FRANKFURT: After raising interest rates for the first time in over a decade at their last meeting, European Central Bank (ECB) policymakers are poised to deliver another record hike on Thursday in a show of determination to tame soaring inflation.
Steep increases in energy prices in the wake of Russia's invasion of Ukraine on February 24 have heaped pressure on households and sent the pace of consumer price rises to new highs.
Eurozone inflation hit 9.1 percent in August, a record in the history of the single currency and well above the ECB's 2-percent rate target.
The "only question" for the central bank's meeting was "whether it would be a 50- or 75-basis-point hike," said Carsten Brzeski, head of macro at the ING bank.
Speaking at the annual symposium of central bankers and finance chiefs at Jackson Hole, Wyoming at the end of August, ECB board member Isabel Schnabel said her bank needed to show "determination" to tame price rises.
delivered to your inbox
Under this approach, the ECB would respond "more forcefully to the current bout of inflation, even at the risk of lower growth and higher unemployment," she said.
The ECB's 25-member governing council surprised with a 50-basis-point hike at its last meeting in July, bringing an end to eight years of negative interest rates in one fell swoop.
In her speech at Jackson Hole, Schnabel stressed the need for the people to "trust" that the ECB would restore their purchasing power.
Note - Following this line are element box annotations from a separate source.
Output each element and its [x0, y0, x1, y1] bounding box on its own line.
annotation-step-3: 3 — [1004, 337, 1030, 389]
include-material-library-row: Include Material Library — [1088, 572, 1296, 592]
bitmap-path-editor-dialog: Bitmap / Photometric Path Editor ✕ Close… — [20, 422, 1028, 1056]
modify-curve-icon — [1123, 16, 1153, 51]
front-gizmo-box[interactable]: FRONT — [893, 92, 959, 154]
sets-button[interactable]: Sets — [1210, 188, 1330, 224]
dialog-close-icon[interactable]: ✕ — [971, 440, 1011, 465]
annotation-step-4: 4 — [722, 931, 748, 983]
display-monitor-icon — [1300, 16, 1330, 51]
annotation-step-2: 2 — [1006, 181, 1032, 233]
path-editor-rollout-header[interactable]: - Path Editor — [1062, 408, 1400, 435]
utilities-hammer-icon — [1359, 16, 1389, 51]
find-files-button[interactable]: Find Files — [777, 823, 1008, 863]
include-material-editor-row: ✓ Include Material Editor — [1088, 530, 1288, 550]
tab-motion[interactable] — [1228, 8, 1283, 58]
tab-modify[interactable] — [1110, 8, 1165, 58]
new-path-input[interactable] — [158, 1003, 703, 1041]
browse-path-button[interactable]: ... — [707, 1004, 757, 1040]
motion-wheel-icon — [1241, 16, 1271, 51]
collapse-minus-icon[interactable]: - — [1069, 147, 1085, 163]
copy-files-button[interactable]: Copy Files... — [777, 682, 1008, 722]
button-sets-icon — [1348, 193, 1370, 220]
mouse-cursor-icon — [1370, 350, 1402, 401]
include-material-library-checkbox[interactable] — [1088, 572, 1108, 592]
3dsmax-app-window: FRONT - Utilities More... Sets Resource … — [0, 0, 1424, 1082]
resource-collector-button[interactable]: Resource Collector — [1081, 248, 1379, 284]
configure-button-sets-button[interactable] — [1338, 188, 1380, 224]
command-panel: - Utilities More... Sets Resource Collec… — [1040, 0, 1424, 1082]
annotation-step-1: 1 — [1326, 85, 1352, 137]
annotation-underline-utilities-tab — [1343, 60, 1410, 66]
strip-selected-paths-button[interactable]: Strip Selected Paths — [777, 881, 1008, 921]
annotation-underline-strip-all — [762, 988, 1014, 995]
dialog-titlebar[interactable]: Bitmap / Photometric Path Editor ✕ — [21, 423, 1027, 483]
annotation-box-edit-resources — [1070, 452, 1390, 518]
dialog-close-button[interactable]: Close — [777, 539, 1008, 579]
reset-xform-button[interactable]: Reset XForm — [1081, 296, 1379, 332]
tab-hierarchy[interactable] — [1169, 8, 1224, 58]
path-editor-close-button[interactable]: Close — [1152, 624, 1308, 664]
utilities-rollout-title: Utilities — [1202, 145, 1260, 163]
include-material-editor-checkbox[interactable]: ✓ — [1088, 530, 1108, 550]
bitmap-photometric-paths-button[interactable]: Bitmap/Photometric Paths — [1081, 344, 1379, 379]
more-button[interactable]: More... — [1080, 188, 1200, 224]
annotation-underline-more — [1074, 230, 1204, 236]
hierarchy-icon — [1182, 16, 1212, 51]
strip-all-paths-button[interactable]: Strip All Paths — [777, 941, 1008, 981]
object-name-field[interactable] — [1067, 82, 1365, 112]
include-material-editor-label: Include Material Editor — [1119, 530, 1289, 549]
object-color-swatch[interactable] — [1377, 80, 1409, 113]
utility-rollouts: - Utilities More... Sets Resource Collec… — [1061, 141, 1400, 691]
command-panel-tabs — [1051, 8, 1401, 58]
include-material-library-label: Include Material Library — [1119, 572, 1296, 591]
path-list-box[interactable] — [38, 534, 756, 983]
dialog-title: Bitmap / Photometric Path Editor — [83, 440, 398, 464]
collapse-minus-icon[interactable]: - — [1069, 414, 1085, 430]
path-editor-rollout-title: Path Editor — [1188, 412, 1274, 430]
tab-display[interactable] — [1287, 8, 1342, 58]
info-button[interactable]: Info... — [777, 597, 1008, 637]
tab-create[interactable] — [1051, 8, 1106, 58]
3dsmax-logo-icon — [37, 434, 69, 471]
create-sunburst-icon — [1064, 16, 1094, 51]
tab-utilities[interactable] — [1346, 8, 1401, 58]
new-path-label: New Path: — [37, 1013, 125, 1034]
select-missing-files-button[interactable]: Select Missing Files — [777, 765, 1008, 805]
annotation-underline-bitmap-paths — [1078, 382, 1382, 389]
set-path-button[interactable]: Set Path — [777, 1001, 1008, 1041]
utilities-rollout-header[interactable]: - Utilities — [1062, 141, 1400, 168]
The Frankfurt, Germany-based institution is already playing catch up with its American and British counterparts that started raising rates harder and faster in response to inflation.
So-called forward guidance issued by the ECB, which limited its scope for action, has been ditched. Policymakers would now take their decisions "meeting by meeting," the ECB President Christine Lagarde announced in July.
With that, the door has been opened for the central bank to follow in the footsteps of the Federal Reserve and raise rates by 75 basis points.
Following August's red-hot inflation numbers, the influential head of Germany's central bank, Joachim Nagel, said the ECB needed a "strong rise in interest rates in September."
"Further interest rate steps are to be expected in the following months," the Bundesbank president predicted.
But ECB chief economist Philip Lane has counselled colleagues to follow a "steady pace" of interest rate increases.
Hiking at a rate that was "neither too slow nor too fast" was important due to the "high uncertainty" around the economy and the future path of inflation.
Alongside its policy decisions, the ECB will also share an updated set of economic forecasts for the eurozone.
In its last estimates, published in June, the ECB expected inflation to sit at 6.8 percent in 2022 before falling to 3.5 percent next year, while growth would slow from 2.8 percent this year to 2.1 percent in 2023.